Raw Chocolate as Food
Unlike many other “sweets” Chocolate is considered a food
substance with many nutritional benefits. This important substance has been
part of the culture in the areas that the tree is native to for centuries. The
indigenous peoples recognized the high nutritional value of this substance in a
raw state and developed methods to make it easier to consume. First off one
might wonder what chocolate is. The substance is created from the seeds
of the Theobroma cacao tree. Seeds from the tree are fermented and dried
before being used as food because of the intense bitter flavor that they have
before fermentation. Many modern Latin American cultures use chocolate as part
of their national cuisine. This is in contrast to Western usage that limits
chocolate to the role of a dessert. Chocolate can be found as a breakfast drink
or equally used as a mole sauce. While Western European use turns it into
a candy, there is an increasing awareness of chocolate, particularly raw chocolate, as a food item when
combined with other healthy items.
This is supported by scientific research that has
identified within the Cacao bean numerous antioxidants including flavonols and
catechins alongside stimulants like caffeine and theobromine. Also found in chocolate
is phenethylamine (inactive due to digestion into phenylacetic acid by
monoamine oxidase) and theophylline which is found also in tea. Be aware that
many antioxidants are destroyed in any cooking process. The greatest food
benefit comes from consuming raw chocolate that has not been cooked or heated.
Keep in mind that the indigenous people drank their chocolate whipped and
spiced but at a cool or room temperature. There are a number of positive
effects from consuming raw or dark chocolate. These include boosting the
circulatory system including reducing the risk of heart disease and stroke,
protecting against cancer, simulation of the brain, and a superior cough
suppressant. It may also help with stomach issues and prevent diarrhea.
Chocolate may suppress migraines by reducing inflammation triggers.

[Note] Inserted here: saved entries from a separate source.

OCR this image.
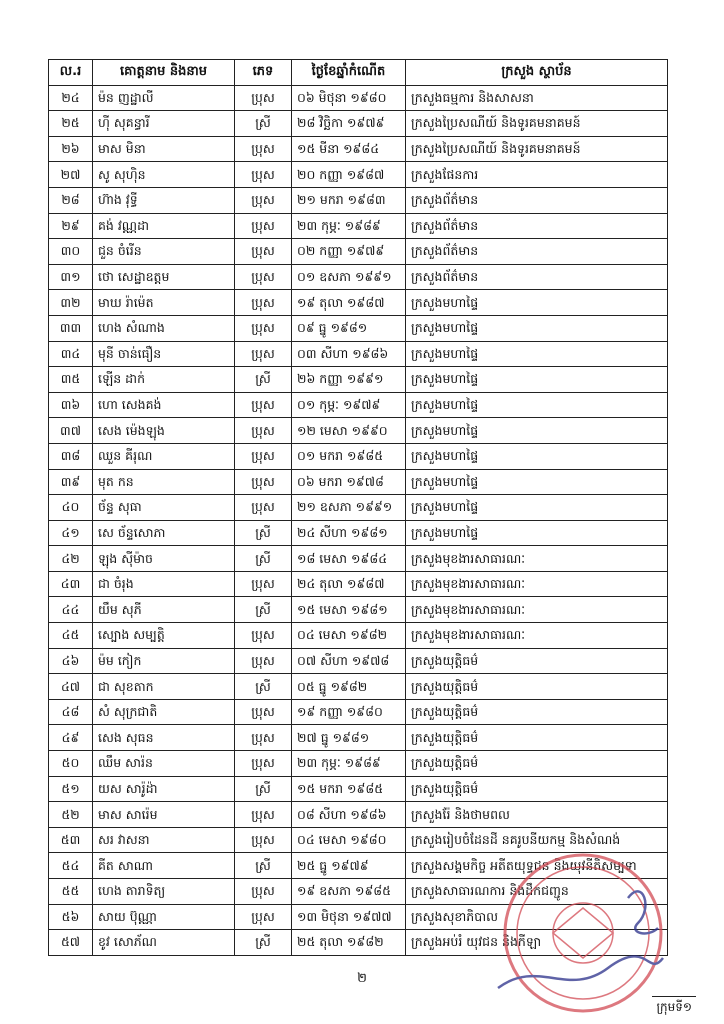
ល.រ	គោត្តនាម និងនាម	ភេទ	ថ្ងៃខែឆ្នាំកំណើត	ក្រសួង ស្ថាប័ន
២៤	ម៉ន ញដ្ឋាលី	ប្រុស	០៦ មិថុនា ១៩៨០	ក្រសួងធម្មការ និងសាសនា
២៥	ហ៊ី សុគន្ធារី	ស្រី	២៨ វិច្ឆិកា ១៩៧៩	ក្រសួងប្រៃសណីយ៍ និងទូរគមនាគមន៍
២៦	មាស មិនា	ប្រុស	១៥ មីនា ១៩៨៤	ក្រសួងប្រៃសណីយ៍ និងទូរគមនាគមន៍
២៧	សូ សុហ៊ិន	ប្រុស	២០ កញ្ញា ១៩៨៧	ក្រសួងផែនការ
២៨	ហ៊ាង វុទ្ធី	ប្រុស	២១ មករា ១៩៨៣	ក្រសួងព័ត៌មាន
២៩	គង់ វណ្ណដា	ប្រុស	២៣ កុម្ភៈ ១៩៨៩	ក្រសួងព័ត៌មាន
៣០	ជួន ចំរើន	ប្រុស	០២ កញ្ញា ១៩៧៩	ក្រសួងព័ត៌មាន
៣១	ថោ សេដ្ឋាឧត្តម	ប្រុស	០១ ឧសភា ១៩៩១	ក្រសួងព័ត៌មាន
៣២	មាឃ រ៉ាម៉េត	ប្រុស	១៩ តុលា ១៩៨៧	ក្រសួងមហាផ្ទៃ
៣៣	ហេង សំណាង	ប្រុស	០៩ ធ្នូ ១៩៨១	ក្រសួងមហាផ្ទៃ
៣៤	មុនី ចាន់ធឿន	ប្រុស	០៣ សីហា ១៩៨៦	ក្រសួងមហាផ្ទៃ
៣៥	ឡើន ដាក់	ស្រី	២៦ កញ្ញា ១៩៩១	ក្រសួងមហាផ្ទៃ
៣៦	ហោ សេងគង់	ប្រុស	០១ កុម្ភៈ ១៩៧៩	ក្រសួងមហាផ្ទៃ
៣៧	សេង ម៉េងឡុង	ប្រុស	១២ មេសា ១៩៩០	ក្រសួងមហាផ្ទៃ
៣៨	ឈួន គីរុណ	ប្រុស	០១ មករា ១៩៨៥	ក្រសួងមហាផ្ទៃ
៣៩	មុត កន	ប្រុស	០៦ មករា ១៩៧៨	ក្រសួងមហាផ្ទៃ
៤០	ច័ន្ទ សុធា	ប្រុស	២១ ឧសភា ១៩៩១	ក្រសួងមហាផ្ទៃ
៤១	សេ ច័ន្ទសោភា	ស្រី	២៤ សីហា ១៩៨១	ក្រសួងមហាផ្ទៃ
៤២	ឡុង ស៊ីម៉ាច	ស្រី	១៨ មេសា ១៩៨៤	ក្រសួងមុខងារសាធារណៈ
៤៣	ជា ចំរុង	ប្រុស	២៤ តុលា ១៩៨៧	ក្រសួងមុខងារសាធារណៈ
៤៤	យឹម សុភី	ស្រី	១៥ មេសា ១៩៨១	ក្រសួងមុខងារសាធារណៈ
៤៥	ស្បោង សម្បត្តិ	ប្រុស	០៤ មេសា ១៩៨២	ក្រសួងមុខងារសាធារណៈ
៤៦	ម៉ម កៀក	ប្រុស	០៧ សីហា ១៩៧៨	ក្រសួងយុត្តិធម៌
៤៧	ជា សុខតាក	ស្រី	០៥ ធ្នូ ១៩៨២	ក្រសួងយុត្តិធម៌
៤៨	សំ សុក្រជាតិ	ប្រុស	១៩ កញ្ញា ១៩៨០	ក្រសួងយុត្តិធម៌
៤៩	សេង សុធន	ប្រុស	២៧ ធ្នូ ១៩៨១	ក្រសួងយុត្តិធម៌
៥០	ឈឹម សារ៉ន	ប្រុស	២៣ កុម្ភៈ ១៩៨៩	ក្រសួងយុត្តិធម៌
៥១	យស សារ៉ូដ៉ា	ស្រី	១៥ មករា ១៩៨៥	ក្រសួងយុត្តិធម៌
៥២	មាស សារ៉េម	ប្រុស	០៨ សីហា ១៩៨៦	ក្រសួងរ៉ែ និងថាមពល
៥៣	សរ វាសនា	ប្រុស	០៤ មេសា ១៩៨០	ក្រសួងរៀបចំដែនដី នគរូបនីយកម្ម និងសំណង់
៥៤	គីត សាណា	ស្រី	២៥ ធ្នូ ១៩៧៩	ក្រសួងសង្គមកិច្ច អតីតយុទ្ធជន និងយុវនីតិសម្បទា
៥៥	ហេង តារាទិត្យ	ប្រុស	១៩ ឧសភា ១៩៨៥	ក្រសួងសាធារណការ និងដឹកជញ្ជូន
៥៦	សាយ ប៊ុណ្ណា	ប្រុស	១៣ មិថុនា ១៩៧៧	ក្រសួងសុខាភិបាល
៥៧	ខូវ សោភ័ណ	ស្រី	២៥ តុលា ១៩៨២	ក្រសួងអប់រំ យុវជន និងកីឡា
២
ក្រុមទី១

Because chocolate has a high fat content naturally (the
beans are ground down to make a paste that in turn is separated into cocoa
solids and cocoa butter at about a 50/50 split on volume, with the solids retaining
as much as 12% fat), the beans are an energy rich food. High quantities eaten
without increased activity may lead to obesity. More refined and processed
chocolate may have greater fat content through the addition of milk or more
cocoa butter as well as refined sugars. Additionally, chocolate naturally binds
with lead in the environment where it is processed. Some forms of modern
processed chocolate have borderline high amounts of lead in them which may
cause lead poisoning in the very young. Much of these risks can be avoided
through the consumption of raw chocolate instead of processed chocolate.
Milk, white, and dutch process cocoa powder lacks the antioxidant abilities of
raw chocolate.
Even though there is concern about the fat content in
chocolate, the types of fats are a third oleic acid, a third stearic
acid, and a third palmitic acid. Stearic acid has a neutral impact on
cholesterol and does not appear to impact LDL levels in the bloodstream.

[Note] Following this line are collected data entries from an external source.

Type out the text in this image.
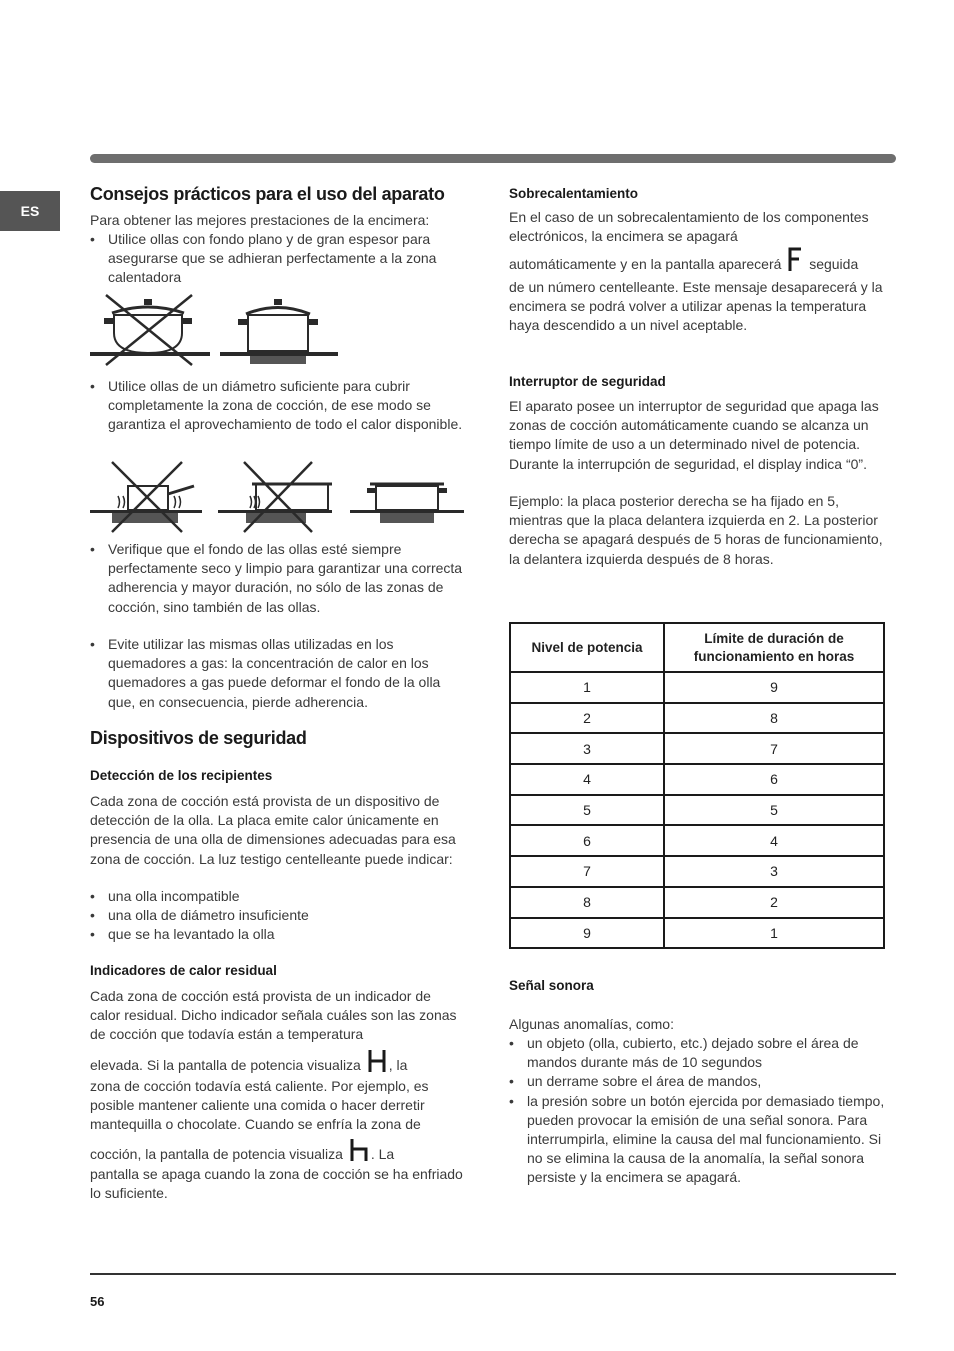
ES
Consejos prácticos para el uso del aparato

Para obtener las mejores prestaciones de la encimera:

• Utilice ollas con fondo plano y de gran espesor para asegurarse que se adhieran perfectamente a la zona calentadora
• Utilice ollas de un diámetro suficiente para cubrir completamente la zona de cocción, de ese modo se garantiza el aprovechamiento de todo el calor disponible.
• Verifique que el fondo de las ollas esté siempre perfectamente seco y limpio para garantizar una correcta adherencia y mayor duración, no sólo de las zonas de cocción, sino también de las ollas.
• Evite utilizar las mismas ollas utilizadas en los quemadores a gas: la concentración de calor en los quemadores a gas puede deformar el fondo de la olla que, en consecuencia, pierde adherencia.
Dispositivos de seguridad
Detección de los recipientes

Cada zona de cocción está provista de un dispositivo de detección de la olla. La placa emite calor únicamente en presencia de una olla de dimensiones adecuadas para esa zona de cocción. La luz testigo centelleante puede indicar:

• una olla incompatible
• una olla de diámetro insuficiente
• que se ha levantado la olla
Indicadores de calor residual

Cada zona de cocción está provista de un indicador de calor residual. Dicho indicador señala cuáles son las zonas de cocción que todavía están a temperatura

elevada. Si la pantalla de potencia visualiza , la

zona de cocción todavía está caliente. Por ejemplo, es posible mantener caliente una comida o hacer derretir mantequilla o chocolate. Cuando se enfría la zona de

cocción, la pantalla de potencia visualiza . La

pantalla se apaga cuando la zona de cocción se ha enfriado lo suficiente.

Sobrecalentamiento

En el caso de un sobrecalentamiento de los componentes electrónicos, la encimera se apagará

automáticamente y en la pantalla aparecerá seguida

de un número centelleante. Este mensaje desaparecerá y la encimera se podrá volver a utilizar apenas la temperatura haya descendido a un nivel aceptable.

Interruptor de seguridad

El aparato posee un interruptor de seguridad que apaga las zonas de cocción automáticamente cuando se alcanza un tiempo límite de uso a un determinado nivel de potencia. Durante la interrupción de seguridad, el display indica “0”.

Ejemplo: la placa posterior derecha se ha fijado en 5, mientras que la placa delantera izquierda en 2. La posterior derecha se apagará después de 5 horas de funcionamiento, la delantera izquierda después de 8 horas.

Señal sonora

Algunas anomalías, como:

• un objeto (olla, cubierto, etc.) dejado sobre el área de mandos durante más de 10 segundos
• un derrame sobre el área de mandos,
• la presión sobre un botón ejercida por demasiado tiempo, pueden provocar la emisión de una señal sonora. Para interrumpirla, elimine la causa del mal funcionamiento. Si no se elimina la causa de la anomalía, la señal sonora persiste y la encimera se apagará.
Nivel de potencia	Límite de duración de funcionamiento en horas
1	9
2	8
3	7
4	6
5	5
6	4
7	3
8	2
9	1
56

In fact it is converter to oleic acid by the liver. Studies indicate that small
consistent amounts of dark or raw chocolate can lower LDL, protect against
heart attacks, and raise HDL levels between 11 and 14 percent. Survivors of
heart attacks that consume raw or dark chocolate two to three times weekly tend
to survive three times longer than those who do not.
Clearly chocolate should not be regulated to simply a sweet. It is packed full of health benefits. Even though it is a high energy food one can get raw cocoa powder which has most of the fat removed. This provides the benefits of the cacao solids at only a 12 percent fat content. Either way, Chocolate is the treat that is good for you.